Jeannette and Blair regale each other with travel adventures, flirtatiously, and Jeannette embarks on a very long and involved story about her encounter with some young men in Marrakesh. The story is seductive. It freely advertises her bold adventurousness. Dorothy is an inquisitive listener, and I really enjoy the way she interrogates what she hears Jeannette saying. “[Dorothy] had had a great deal of experience listening to the voices of children who were leaving things out.”

I love this! Leaving things out! This is Munro’s bread and butter — her stories turn on what has been left out. Dorothy is really Munro’s ideal reader! Dorothy even wonders if “the whole story is made-up.”

In the course of an evening of cocktails, Jeannette and Blair drink “almost the entire bottle of gin between them,” with only cucumber sandwiches to hold body and soul together.

Dorothy and Viola retire, but the drink that Dorothy had had keeps her awake, and she finally goes down to the kitchen for a glass of milk. What does she see as she enters the kitchen or happens to look out the window? Munro leaves that out, but I suspect it is that she sees Blair and Jeannette on his porch next door. Dorothy turns on no lights, goes out the front door, and she walks around to the back of the house, where she can see Blair and Jeannette on his lighted, glass-in back porch. And she walks closer.

This was what she had set in motion but she need not worry. They would have forgotten it themselves by tomorrow.

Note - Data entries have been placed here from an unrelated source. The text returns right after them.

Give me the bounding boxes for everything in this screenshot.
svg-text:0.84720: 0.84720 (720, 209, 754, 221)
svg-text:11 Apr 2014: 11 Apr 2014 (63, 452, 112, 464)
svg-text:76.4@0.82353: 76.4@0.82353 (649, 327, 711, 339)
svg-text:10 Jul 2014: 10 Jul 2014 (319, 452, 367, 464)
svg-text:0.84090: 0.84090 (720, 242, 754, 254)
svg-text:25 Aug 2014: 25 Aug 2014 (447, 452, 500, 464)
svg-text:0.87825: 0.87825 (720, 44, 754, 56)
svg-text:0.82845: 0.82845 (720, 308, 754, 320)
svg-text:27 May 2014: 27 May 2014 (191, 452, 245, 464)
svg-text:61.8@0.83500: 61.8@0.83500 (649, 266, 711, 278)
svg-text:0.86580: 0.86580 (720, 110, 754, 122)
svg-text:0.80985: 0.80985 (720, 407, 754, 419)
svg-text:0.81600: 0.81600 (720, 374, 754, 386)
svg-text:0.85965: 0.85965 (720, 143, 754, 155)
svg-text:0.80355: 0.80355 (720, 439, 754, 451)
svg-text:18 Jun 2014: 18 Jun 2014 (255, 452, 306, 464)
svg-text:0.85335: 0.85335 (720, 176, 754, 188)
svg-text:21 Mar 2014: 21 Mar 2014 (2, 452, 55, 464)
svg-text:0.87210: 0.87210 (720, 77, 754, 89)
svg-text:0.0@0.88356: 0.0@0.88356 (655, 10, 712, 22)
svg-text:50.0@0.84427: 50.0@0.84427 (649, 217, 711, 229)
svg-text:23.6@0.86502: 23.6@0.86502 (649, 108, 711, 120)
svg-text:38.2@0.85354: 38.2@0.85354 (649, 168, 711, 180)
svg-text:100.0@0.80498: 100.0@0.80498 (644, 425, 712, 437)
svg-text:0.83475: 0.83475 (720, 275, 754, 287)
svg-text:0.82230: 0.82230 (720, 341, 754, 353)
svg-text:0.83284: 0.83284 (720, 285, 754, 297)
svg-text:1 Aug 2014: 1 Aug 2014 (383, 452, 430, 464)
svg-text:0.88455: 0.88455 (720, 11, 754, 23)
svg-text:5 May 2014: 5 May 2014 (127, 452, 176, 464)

And here, Munro delivers a stunning paragraph of Dorothy observing Blair and Jeannette together, “[f]launting themselves in the light as if nothing mattered, guzzling and grabbing now, relishing and plundering each other.” And Dorothy herself thinks this wonderful thought: “Bold as they were, they looked helpless to her, helpless and endangered as people on a raft pulled out on the current.”

The story is both funny and touching. Munro shows such compassion for men caught with in a life married to a sick or dying wife. Sheila Munro says that in this story Munro was “using personal material in new ways” (Lives of Mothers and Daughters, 228). And the story ratifies the way Jeanette’s open sexuality is indeed a natural “continuation” of Dorothy’s. In a way, with this story, Munro lets an older generation of women cast a blessing on the new sexuality that younger women have embraced.

The story ends with a great, great paragraph.

What if Viola had seen any of that? More than she could stand. Strength is necessary, as well as something like gratitude, if you are going to turn into a lady peeping Tom at the end of your life.